2016 Kia Optima Transmission Fluid Change

Just changed the trans fluid on my wife’s optima. Getting the bottom skirt off was a pain in the neck. Drained the fluid (easy to open the nut) and it dropped 3.5 quarts. I then added fluid through the top vent port and it took an hour as it had to burp the air when the fluid went in. Was a pain and was so slow. Used Valvoline Max Life fluid. Her car had just short of 21k. Will go till the fall and redo a drop/change. No leaks. No issues through the vent top. The fluid coming out was light red and looked a little “used”. The new fluid going in was bright red and nice of course. Hardest part is getting the skirt off and then adding fluid/putting the skirt back on. Wish she bought a camry but they are “boring”.

Sounds like this is the same as my wife’s 2002 Sonata, just a simple drain and fill and no filter to change.

I changed the fluid every 40,000 miles and sold the car to Carmax with 160,000 miles on it and never had a problem with the transmission at all

To play it safe i got the official Hyundai fluid from the dealer.because i could’nt find an aftermarket fluid that met the Hyundai specs. Are you sure the max life fluid meets the Kia specs?

I had the same problem with trapped air, but when i raised the funnel a 1/4 of an inch the air was able to escape and pouring was quick and easy.

yeah, the vavloline meets or beats the Toyota, honda, kia, Hyundai, and a few others. on the back side of the gallon bottle. as for raising the funnel, it was hard for me to pour and hold the funnel like that but I think it burped better that way like you said. When a video I have for another Kia car I found online, he pours the stuff in like it’s a drink in a glass. Was wondering if one can open the overflow cap and let air out there. If fluid leaks out there when you pour, then you can’t do that. Wish I had a small periostaltic (sp) pump to let it pump in over an hour. Next time I might try holding the funnel and see if it works on my car. was a pain going over an hour. And if I filled the funnel too high, it overflowed the vent pipe and sat at the top of it but didn’t drain out as I stopped pouring.

as for the filter, I think the black housing where the vent is atop of, a trans filter is contained in there but not totally sure.
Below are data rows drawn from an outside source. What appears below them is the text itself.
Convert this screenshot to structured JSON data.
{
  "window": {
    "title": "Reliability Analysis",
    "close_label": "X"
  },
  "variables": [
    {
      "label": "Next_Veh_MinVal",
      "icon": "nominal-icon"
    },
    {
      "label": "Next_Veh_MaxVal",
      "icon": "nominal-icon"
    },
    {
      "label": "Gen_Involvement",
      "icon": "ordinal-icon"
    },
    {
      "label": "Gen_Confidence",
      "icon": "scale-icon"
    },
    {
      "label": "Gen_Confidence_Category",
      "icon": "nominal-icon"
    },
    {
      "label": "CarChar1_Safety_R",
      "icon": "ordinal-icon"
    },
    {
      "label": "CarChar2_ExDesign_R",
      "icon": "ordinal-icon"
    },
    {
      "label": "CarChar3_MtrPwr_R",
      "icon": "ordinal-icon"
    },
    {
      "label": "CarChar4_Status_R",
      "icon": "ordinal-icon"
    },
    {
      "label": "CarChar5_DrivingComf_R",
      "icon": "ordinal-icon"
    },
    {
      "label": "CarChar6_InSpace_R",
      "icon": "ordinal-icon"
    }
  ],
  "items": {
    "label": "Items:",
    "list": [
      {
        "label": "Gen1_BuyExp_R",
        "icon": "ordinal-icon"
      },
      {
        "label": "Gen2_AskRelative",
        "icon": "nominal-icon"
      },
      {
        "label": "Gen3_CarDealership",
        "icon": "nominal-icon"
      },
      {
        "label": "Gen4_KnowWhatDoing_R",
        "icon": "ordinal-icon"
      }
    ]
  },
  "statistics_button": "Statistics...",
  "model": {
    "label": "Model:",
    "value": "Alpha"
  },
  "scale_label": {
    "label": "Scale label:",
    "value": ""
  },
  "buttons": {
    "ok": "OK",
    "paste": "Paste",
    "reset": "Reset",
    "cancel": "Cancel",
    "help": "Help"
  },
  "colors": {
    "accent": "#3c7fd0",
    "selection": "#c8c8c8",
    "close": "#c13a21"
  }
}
Also, didn’t look to see how easy that would be to take off and put a new filter in. On my 1994 Camrys, I changed the trans filter a few times (take off pan and put new filter in) and they were always clean. My rav 4 that has 48K hasn’t had the filter changed yet but I changed the fluid about 6-7 times (drain and refill).

This goes against everything I’ve learned.
Can you help me understand how you’ve arrived at this conclusion?
Thank you.

I have done this quite a few times on our 2013 Sonata, same engine and transmission. The skirt is a pain but now I have a lot of practice.
There is a side port for the level check, comes off with a 3/8 inch wrench. It is plastic. I am wondering if you didn’t take that off and hence had the slow filling issue.
Also, you have to get the temp close to 120-140 F and then check the level through the side port. There is a youtube video of a guy doing this on his Sonata, watch it.
I use a temp gun, but I believe when your fan kicks in, your temp is right.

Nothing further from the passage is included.